We all have come to take for granted the power, value and ease of Internet search. When we force ourselves to imagine anything other than free, comprehensive and unbiased access to relevant rankings of the Webs expanding resources, the prospect is unappealing. It may be unrealistic, though, to think that the present idyllic situation can last. Search has costs, and someone has to pay. We can hope, however, that lessons learned in other media—such as the clear distinction between editorial content and advertising in print newspapers—will be applied to Internet search with a minimum of painful rediscovery.
At this months Search Engine Strategies Conference & Expo in New York, many alternative futures of search emerged, with credible advocates on both sides of the most critical divide: the one that separates the paid “Yellow Pages” approach from the unpaid “Web crawl” approach.

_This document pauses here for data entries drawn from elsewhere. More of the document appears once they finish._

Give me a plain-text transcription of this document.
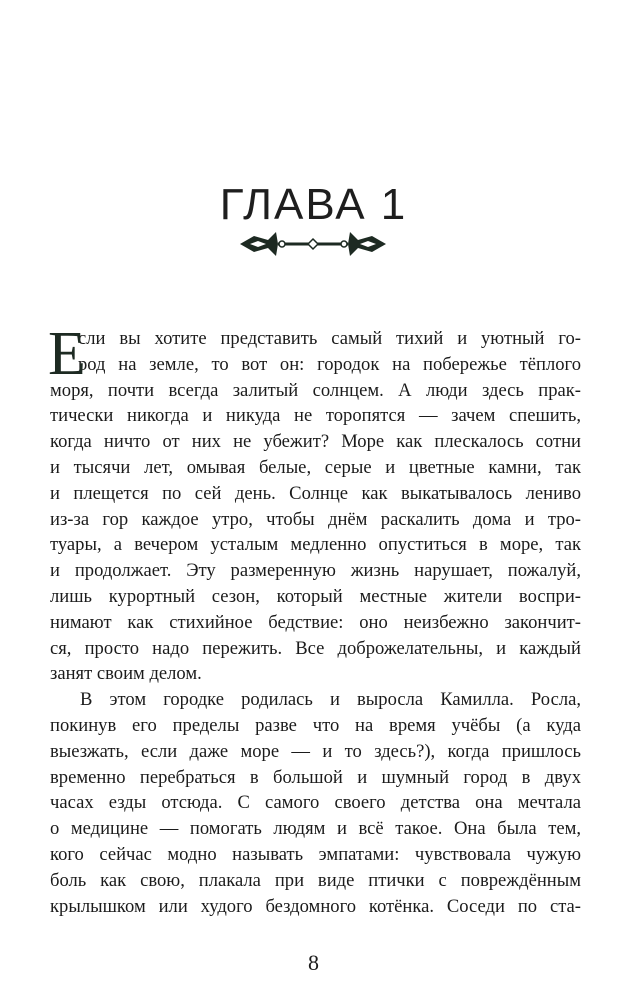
ГЛАВА 1
Е
сли вы хотите представить самый тихий и уютный го-
род на земле, то вот он: городок на побережье тёплого
моря, почти всегда залитый солнцем. А люди здесь прак-
тически никогда и никуда не торопятся — зачем спешить,
когда ничто от них не убежит? Море как плескалось сотни
и тысячи лет, омывая белые, серые и цветные камни, так
и плещется по сей день. Солнце как выкатывалось лениво
из-за гор каждое утро, чтобы днём раскалить дома и тро-
туары, а вечером усталым медленно опуститься в море, так
и продолжает. Эту размеренную жизнь нарушает, пожалуй,
лишь курортный сезон, который местные жители воспри-
нимают как стихийное бедствие: оно неизбежно закончит-
ся, просто надо пережить. Все доброжелательны, и каждый
занят своим делом.
В этом городке родилась и выросла Камилла. Росла,
покинув его пределы разве что на время учёбы (а куда
выезжать, если даже море — и то здесь?), когда пришлось
временно перебраться в большой и шумный город в двух
часах езды отсюда. С самого своего детства она мечтала
о медицине — помогать людям и всё такое. Она была тем,
кого сейчас модно называть эмпатами: чувствовала чужую
боль как свою, плакала при виде птички с повреждённым
крылышком или худого бездомного котёнка. Соседи по ста-
8
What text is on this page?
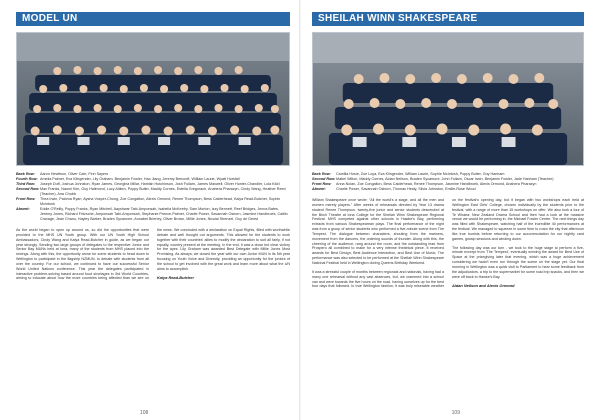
MODEL UN
Back Row:	Aaron Hewitson, Oliver Cain, Finn Sayers
Fourth Row: Amelia Palmer, Eva Klingender, Lily Graham, Benjamin Fowler, Hao Jiang, Jeremy Beecroft, William Laurie, Wyatt Horsfall
Third Row:	Joseph Duff, Joshua Johnston, Ryan James, Georgina Millar, Hamish Hutchinson, Josh Fullarn, James Maxwell, Oliver Hunter-Chandler, Lola Kidd
Second Row: Max Franks, Naomi Kim, Guy Hallmond, Lucy Aitken, Poppy Butler, Maddy Cornes, Estella Gregorach, Anahera Pharazyn, Cindy Wang, Heather Reed (Teacher), Ana Chubb
Front Row:	Thea Irwin, Paloma Ryan, Aysha Vosper-Chong, Zoe Congalton, Alexis Ormond, Renee Thompson, Bess Calderhead, Kaiya Read-Butcher, Sophie McIntosh
Absent:	Eddie O'Reilly, Poppy Franks, Ryan Mitchell, Aayshwar Tabi-Amponsah, Isabella McKeefry, Sam Morton, Izzy Bennett, Reef Bridges, Jenna Bates, Jeremy Jones, Richard Fritzsche, Amponsah Tabi-Amponsah, Stephanie Prence-Palmer, Charlie Power, Savannah Osborn, Jasmine Handbroek, Caitlin Cravage, Jean Chanu, Hayley Barker, Braden Sycamore, Annabel Brierley, Oliver Brown, Millie Jones, Nicolai Strenzel, Guy de Geest

As the world began to open up around us, so did the opportunities that were provided to the MHS UN Youth group. With our UN Youth High School Ambassadors, Cindy Wang and Kaiya Read-Butcher in guide, as we began our year strongly. Sending two large groups of delegates to the respective Junior and Senior Bay MUNs held at Iona, many of the students from MHS placed into the mixings. Along with this, the opportunity arose for some students to head down to Wellington to participate in the flagship NZMUN, to debate with students from all over the country. For our school, we continued to have our successful Senior World United Nations conference. This year the delegates participated in interactive problem-solving based around food shortages in 3rd World Countries, aiming to educate about how the more countries being affected than we see on the news. We concluded with a declaration on Equal Rights, filled with worthwhile debate and well thought out arguments. This allowed for the students to work together with their countries' allies to modify the declaration to suit all fairly, if not equally, country present at the meeting. In the end, it was a close but clear victory for the ayes. Lily Graham was awarded Best Delegate with Millie Jones Most Promising. As always, we closed the year with our own Junior MUN in its 5th year focusing on Youth Voice and Diversity, providing an opportunity for the juniors of the school to get involved with the great work and learn more about what the UN aims to accomplish.

Kaiya Read-Butcher
108
SHEILAH WINN SHAKESPEARE
Back Row:	Camilla Hosie, Zoe Loya, Eva Klingender, William Laurie, Sophie McIntosh, Poppy Butler, Guy Hanham
Second Row: Mabel Wilton, Maddy Cornes, Aidan Neilson, Braden Sycamore, John Fullarn, Oscar Irwin, Benjamin Fowler, Jade Hanham (Teacher)
Front Row:	Anna Nolan, Zoe Congalton, Bess Calderhead, Renee Thompson, Jasmine Handbroek, Alexis Ormond, Anahera Pharazyn
Absent:	Charlie Power, Savannah Osborn, Thomas Healy, Silvia Johnston, Emilie-Rose Wood

William Shakespeare once wrote: "All the world's a stage, and all the men and women merely players." After weeks of rehearsals directed by Year 13 drama student Renee Thompson, twenty-five junior and senior students descended at the Birch Theatre at Iona College for the Sheilah Winn Shakespeare Regional Festival. MHS competed against other schools in Hawke's Bay, performing extracts from various Shakespearean plays. The final performance of the night was from a group of senior students who performed a five-minute scene from The Tempest. The dialogue between characters, shouting from the mariners, movement from the dancers, the ordering sounds of thunder. Along with this, the cheering of the audience, rang around the room, and the outstanding lead from Prospero all combined to make for a very intense theatrical piece. It received awards for Best Design, Best Audience Interaction, and Best Use of Music. The performance was also selected to be performed at the Sheilah Winn Shakespeare National Festival held in Wellington during Queens Birthday Weekend.

It was a stressful couple of months between regionals and nationals, having had a many one rehearsal without any cast absences, but, we crammed into a school van and were towards the five hours on the road, having ourselves up for the best four days that followed. In true Wellington fashion, it was truly miserable weather on the festival's opening day, but it began with two workshops each held at Wellington East Girls' College, chosen individually by the students prior to the festival, with a range of more than 15 workshops on offer. We also took a tour of Te Whaea: New Zealand Drama School and then had a look at the massive venue we would be performing in, the Michael Fowler Centre. The next things day was filled with Shakespeare, watching half of the incredible 40 performances at the festival. We managed to squeeze in some time to roam the city that afternoon like true tourists before returning to our accommodation for our nightly card games, gossip sessions and winding down.

The following day was our turn - we took to the huge stage to perform a five-minute excerpt from 'The Tempest', eventually winning the award for Best Use of Space at the prizegiving later that evening, which was a huge achievement considering we hadn't even run through the scene on the stage yet. Our final morning in Wellington was a quick visit to Parliament to hear some feedback from the adjudicators, a trip to the supermarket for some road trip snacks, and then we were off back to Hawke's Bay.

Aidan Neilson and Alexis Ormond
109
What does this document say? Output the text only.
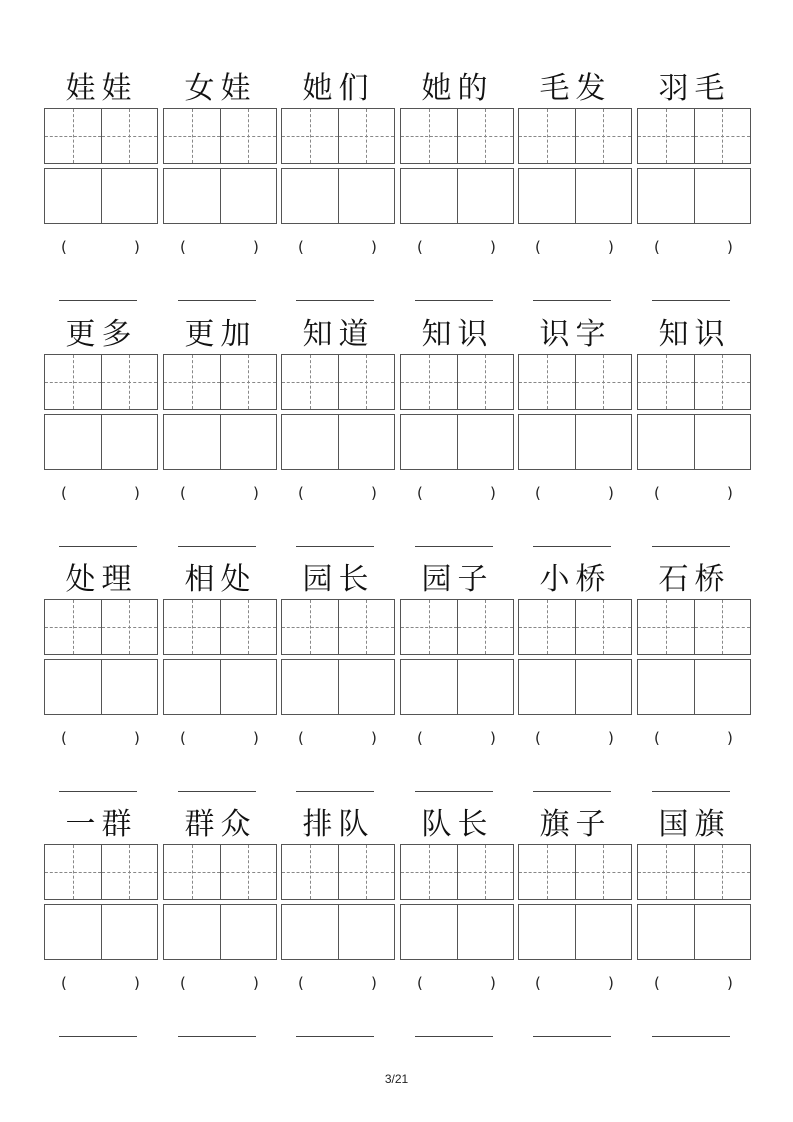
娃娃
(	)
女娃
(	)
她们
(	)
她的
(	)
毛发
(	)
羽毛
(	)
更多
(	)
更加
(	)
知道
(	)
知识
(	)
识字
(	)
知识
(	)
处理
(	)
相处
(	)
园长
(	)
园子
(	)
小桥
(	)
石桥
(	)
一群
(	)
群众
(	)
排队
(	)
队长
(	)
旗子
(	)
国旗
(	)
3/21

On one side, Google shuns any taint of pay-to-play, at least for listings that are not marked as sponsored; on the other, Yahoo and Ask Jeeves each offer private toll roads into their listings for those who can pay the price of admission.
The argument is not a simple choice between idealist and mercenary positions. As any economist will remind us, every scarce good—including premium placement on a “hits” page—will eventually command a price. The only question is whether that price is explicit, for example, a fee to ensure inclusion, or indirect, such as the development or purchase of reverse-engineered algorithms for “gaming” the page-ranking process.

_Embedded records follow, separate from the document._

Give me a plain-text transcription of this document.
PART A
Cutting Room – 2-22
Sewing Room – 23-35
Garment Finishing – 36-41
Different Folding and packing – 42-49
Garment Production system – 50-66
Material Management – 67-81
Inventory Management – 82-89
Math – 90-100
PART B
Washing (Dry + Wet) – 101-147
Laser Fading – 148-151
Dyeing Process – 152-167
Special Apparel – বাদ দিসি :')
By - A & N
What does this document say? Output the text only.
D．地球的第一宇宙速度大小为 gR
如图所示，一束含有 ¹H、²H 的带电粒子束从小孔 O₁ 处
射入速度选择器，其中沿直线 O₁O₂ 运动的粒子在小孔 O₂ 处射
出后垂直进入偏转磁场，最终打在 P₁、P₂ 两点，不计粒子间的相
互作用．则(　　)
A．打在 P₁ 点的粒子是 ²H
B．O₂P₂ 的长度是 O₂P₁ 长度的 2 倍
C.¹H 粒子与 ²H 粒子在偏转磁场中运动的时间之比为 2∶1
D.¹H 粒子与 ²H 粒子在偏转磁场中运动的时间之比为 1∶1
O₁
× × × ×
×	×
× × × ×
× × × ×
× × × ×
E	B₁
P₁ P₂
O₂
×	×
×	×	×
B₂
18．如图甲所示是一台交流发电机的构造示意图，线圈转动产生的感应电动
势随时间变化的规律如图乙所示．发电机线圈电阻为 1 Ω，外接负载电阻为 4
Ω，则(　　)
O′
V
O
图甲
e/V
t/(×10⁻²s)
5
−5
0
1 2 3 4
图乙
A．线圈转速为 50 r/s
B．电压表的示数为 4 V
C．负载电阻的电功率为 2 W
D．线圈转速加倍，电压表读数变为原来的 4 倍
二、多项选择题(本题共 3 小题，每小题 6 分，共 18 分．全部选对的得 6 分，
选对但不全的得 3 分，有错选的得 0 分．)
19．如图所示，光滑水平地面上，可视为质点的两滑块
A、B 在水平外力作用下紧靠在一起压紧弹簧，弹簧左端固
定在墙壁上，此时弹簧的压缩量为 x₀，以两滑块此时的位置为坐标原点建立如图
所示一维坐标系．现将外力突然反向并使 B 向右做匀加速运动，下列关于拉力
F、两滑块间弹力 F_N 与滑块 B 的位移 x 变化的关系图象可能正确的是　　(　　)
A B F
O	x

We believe a good place to begin is to clearly label results. Indeed, the Federal Trade Commission issued guidelines for search-result presentation in June 2002, but an independent assessment last year by Search Engine Journal found several search sites—including HotBot, Teoma and Yahoo—sailing close to the wind when it came to clear labeling of paid versus unpaid links. We believe that any drift in the direction of deception needs to be halted before it becomes the norm.
We dont believe that search is a natural monopoly, and we urge dominant Internet gatekeepers not to try to own the function but to accept and relish competition. Users must have the flexibility to seek satisfaction on their own terms rather than being forced to conform their searches to any single site designers point of view. Portals, defined and managed by the worlds next generation of editors in chief, should be a growth business—and every portal should include its own form of search, incorporating knowledge of concepts and relationships in particular topics and tasks.
Free competition will tend to make search offerings more diverse, as every manner of content provider seeks to become the starting point of a users journey instead of just hoping to be the destination. In that progression, we say, let the games continue under accurate labels that let users make up their own minds about how to find what they want.